Tax rules regarding money received as gifts
Tax expert and CA Balwant Jain explained, “Section 56(2) of the Income Tax Act lays out the rules for taxing gifts. It says that if the total value of gifts (including cash) goes over Rs 50,000 in a financial year, taxes will apply. But there are some exceptions. If the money is inherited through a will or personal law, it won’t be taxed. Since India doesn’t have an inheritance tax, money received after the father’s death is considered inheritance and won’t be taxed.”
Other children’s claims to the money
He pointed out that it’s crucial to understand that the taxpayer got this money as a trustee for another legal heir. If the taxpayer’s father didn’t leave a will before he passed, the other legal heirs can claim their share of the money that was transferred to the taxpayer.

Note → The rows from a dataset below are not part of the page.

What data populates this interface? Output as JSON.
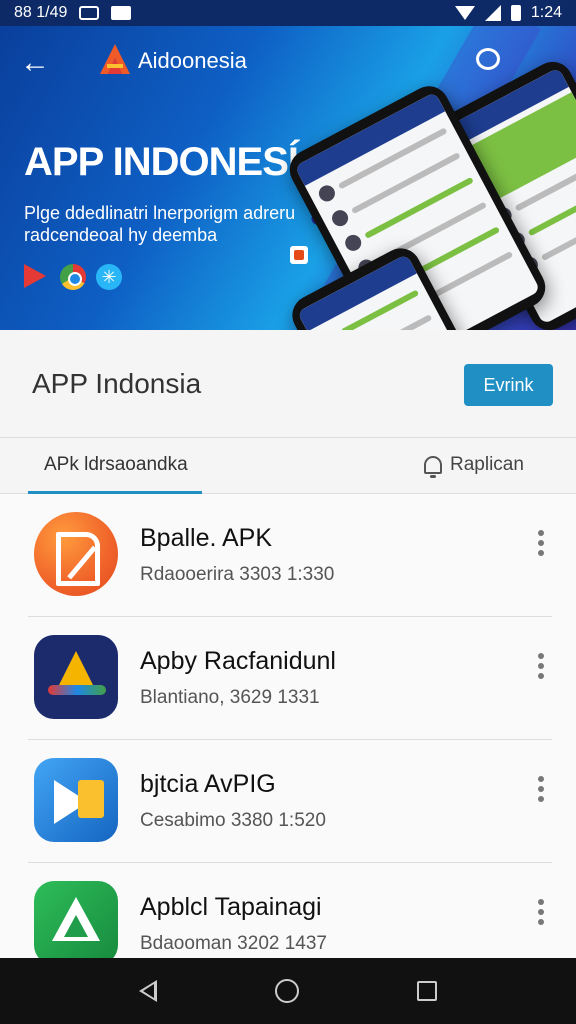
{
  "status_bar": {
    "time_left": "88 1/49",
    "time_right": "1:24"
  },
  "hero": {
    "brand": "Aidoonesia",
    "title": "APP INDONESÍA",
    "subtitle": "Plge ddedlinatri lnerporigm adreru radcendeoal hy deemba"
  },
  "app": {
    "name": "APP Indonsia",
    "button_label": "Evrink"
  },
  "tabs": {
    "left": "APk ldrsaoandka",
    "right": "Raplican"
  },
  "apps": [
    {
      "title": "Bpalle. APK",
      "meta": "Rdaooerira 3303 1:330"
    },
    {
      "title": "Apby Racfanidunl",
      "meta": "Blantiano, 3629 1331"
    },
    {
      "title": "bjtcia AvPIG",
      "meta": "Cesabimo 3380 1:520"
    },
    {
      "title": "Apblcl Tapainagi",
      "meta": "Bdaooman 3202 1437"
    }
  ],
  "colors": {
    "accent": "#1f8fc4",
    "hero": "#0e5fc4",
    "nav": "#111111"
  }
}
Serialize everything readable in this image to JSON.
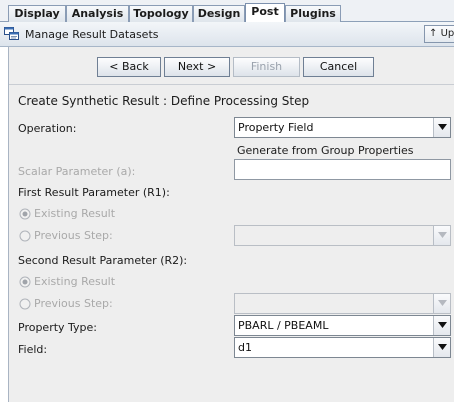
{
  "tabs": [
    {
      "label": "Display"
    },
    {
      "label": "Analysis"
    },
    {
      "label": "Topology"
    },
    {
      "label": "Design"
    },
    {
      "label": "Post"
    },
    {
      "label": "Plugins"
    }
  ],
  "header": {
    "title": "Manage Result Datasets",
    "up_label": "Up",
    "up_icon": "up-arrow-icon"
  },
  "wizard": {
    "back_label": "< Back",
    "next_label": "Next >",
    "finish_label": "Finish",
    "cancel_label": "Cancel"
  },
  "form": {
    "section_title": "Create Synthetic Result : Define Processing Step",
    "operation_label": "Operation:",
    "operation_value": "Property Field",
    "generate_note": "Generate from Group Properties",
    "scalar_label": "Scalar Parameter (a):",
    "scalar_value": "",
    "first_label": "First Result Parameter (R1):",
    "first_existing": "Existing Result",
    "first_previous": "Previous Step:",
    "second_label": "Second Result Parameter (R2):",
    "second_existing": "Existing Result",
    "second_previous": "Previous Step:",
    "property_type_label": "Property Type:",
    "property_type_value": "PBARL / PBEAML",
    "field_label": "Field:",
    "field_value": "d1"
  },
  "colors": {
    "panel_bg": "#eeeeee",
    "tab_border": "#8a9cb5",
    "disabled_text": "#a9a9a9"
  }
}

However, if the father bequeathed the money to the taxpayer in a will, then they aren’t required to share it with the other legal heirs. In that case, the entire amount belongs to the taxpayer. If the taxpayer is the only legal heir, then the money is entirely theirs.
Jain also mentioned that since the money received from the father isn’t classified as income, the taxpayer doesn’t have to report it in their income tax return. However, if they want to, they can include it in their income tax return under the Schedule Exempt Income (EI).